Jesse Andrews, growth and learning from failure

Students and faculty alike were treated to another installment of MHCC’s Mouths of Others series on May 11, in which brilliant minds ranging from authors to documentary filmmakers visit to share their work, as well as valuable and inspiring lessons they’ve found to help them reach new heights.

This time the guest speaker was Jesse Andrews, award-winning author and screenwriter best known for his New York Times’ bestseller debut novel, “Me and Earl and the Dying Girl” and the Sundance Film Festival award-winning film adaptation.

He stopped by at Mt. Hood to tell us a little about who he is, what he does, and why and how he does it.

Andrews began the hourlong visit by talking about his start in the industry. “I spent six years after college writing and not getting published, and I wrote two novels in that time and each one took about two to three years and you’ll never see them because they weren’t published and are, in fact, unpublishable,” he said.

He explained part of the reason his first two novels didn’t exactly take off.

“I was writing and not getting any traction and I really had no idea why,” he said. “I decided that I was going to make this great contribution to literature by liberating it from what I thought was the tyranny of plot – you know, like, ‘story with like stuff happening for a reason in a pleasing way.’ ”

As Andrews continued his jovial tirade, he explained ‘plot’ in a comparison unlikely to have ever been made until that moment: “Plot is like the cocaine of literature: It keeps you hooked, but in like a cheap, shitty way.”

He attributed this very “new school” way of tackling English literature for his early lack of success. His first pair of manuscripts would have characters of absolutely no consequence who just sort of appeared and disappeared over the course of the stories, he explained.

Then came the turning point in his career.

“Someone finally came to me and said, ‘What if you were to write, like, a teen book?’ ” he said.

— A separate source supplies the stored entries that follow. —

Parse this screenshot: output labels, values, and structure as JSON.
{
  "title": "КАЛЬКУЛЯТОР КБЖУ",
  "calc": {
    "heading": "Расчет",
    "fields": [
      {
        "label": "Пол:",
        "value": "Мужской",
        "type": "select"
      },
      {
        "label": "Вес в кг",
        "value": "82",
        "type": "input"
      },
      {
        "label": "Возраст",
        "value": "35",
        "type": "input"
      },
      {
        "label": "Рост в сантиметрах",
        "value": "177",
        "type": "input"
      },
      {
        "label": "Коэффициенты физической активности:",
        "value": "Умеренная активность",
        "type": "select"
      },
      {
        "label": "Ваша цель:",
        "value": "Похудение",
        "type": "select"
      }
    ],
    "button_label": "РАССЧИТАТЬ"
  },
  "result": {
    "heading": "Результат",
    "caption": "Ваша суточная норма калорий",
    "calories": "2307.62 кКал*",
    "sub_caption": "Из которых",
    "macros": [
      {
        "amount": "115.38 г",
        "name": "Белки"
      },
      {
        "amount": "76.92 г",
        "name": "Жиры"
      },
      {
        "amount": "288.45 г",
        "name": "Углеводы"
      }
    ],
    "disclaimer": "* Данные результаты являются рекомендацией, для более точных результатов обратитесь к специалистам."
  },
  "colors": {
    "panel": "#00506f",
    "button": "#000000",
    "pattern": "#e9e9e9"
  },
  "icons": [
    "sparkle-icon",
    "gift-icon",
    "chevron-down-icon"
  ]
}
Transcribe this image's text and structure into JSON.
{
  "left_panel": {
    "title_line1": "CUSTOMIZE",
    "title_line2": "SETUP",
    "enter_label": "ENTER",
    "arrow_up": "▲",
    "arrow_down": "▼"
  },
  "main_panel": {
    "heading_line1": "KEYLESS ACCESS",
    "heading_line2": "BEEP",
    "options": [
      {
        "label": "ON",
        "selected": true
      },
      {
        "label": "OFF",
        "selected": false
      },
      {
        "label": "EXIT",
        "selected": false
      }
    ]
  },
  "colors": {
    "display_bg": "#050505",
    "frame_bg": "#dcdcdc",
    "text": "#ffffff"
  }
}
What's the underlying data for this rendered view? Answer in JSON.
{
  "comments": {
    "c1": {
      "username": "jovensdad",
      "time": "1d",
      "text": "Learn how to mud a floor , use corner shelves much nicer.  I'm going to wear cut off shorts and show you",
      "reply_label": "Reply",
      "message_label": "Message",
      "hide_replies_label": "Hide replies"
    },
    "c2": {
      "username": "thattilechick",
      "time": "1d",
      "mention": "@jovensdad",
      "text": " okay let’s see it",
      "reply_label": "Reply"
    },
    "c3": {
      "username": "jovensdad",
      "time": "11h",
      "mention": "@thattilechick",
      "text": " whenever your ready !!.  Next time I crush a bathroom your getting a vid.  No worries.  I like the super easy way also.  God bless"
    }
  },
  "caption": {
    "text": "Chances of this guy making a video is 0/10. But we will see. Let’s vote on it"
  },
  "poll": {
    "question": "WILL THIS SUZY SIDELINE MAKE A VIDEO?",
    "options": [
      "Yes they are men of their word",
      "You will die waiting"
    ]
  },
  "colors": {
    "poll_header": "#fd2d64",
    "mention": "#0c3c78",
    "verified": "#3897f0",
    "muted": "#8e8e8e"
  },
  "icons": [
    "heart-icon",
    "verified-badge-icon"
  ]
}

That book, as you might imagine, was his first success, “Me and Earl and The Dying Girl.”

Andrews then treated the audience by reading a pair of sections from a newly finished third novel that’s still being revised. The crowd wasn’t given too many details about this new mysterious work, but was able to hear about a few of the characters and the world they live in, in which the size of one’s body is directly related to their socioeconomic standing.

Afterward, Andrews enthusiastically fielded questions, ranging from his greatest influences to what advice he would lend to someone seeking a career in the arts.

One of the first tossed his way was along the lines of what initially inspired him to begin writing, to which he somewhat jokingly, somewhat seriously responded: “I wrote as a kid. I wrote stories… and I think in the beginning you’re just writing (because you) want your parents to love you more than your other siblings,” he said.

“I mean, it’s exciting. You hear a story, you’re intoxicated by it and then some part of you thinks like ‘I can do that! What if I did that? That would be crazy, then I would be the storyteller, and that’s nuts,’ ” he said.

As for authors who influenced him, Andrews named a few, jokingly throwing out names like Dr. Seuss. He said his first two books were more influenced by the likes of stand-up comics such as Louis CK and Richard Pryor, in the sense that writing should be “about the joke you know: It’s about the observation that is true, and it never occurred to you, and it makes you laugh and it’s amazing.”

He summed up his visit with some words of advice.

Firstly, “failures and setbacks (are) how you grow.” Secondly, “Get out of your head… you write to tell a story; it’s incredibly simple, just imagine reading your story, imagine being not you and hearing your music or seeing your painting,” he said. “The farther that you can get, the more you can be other people, the stronger I think that makes you as an artist.”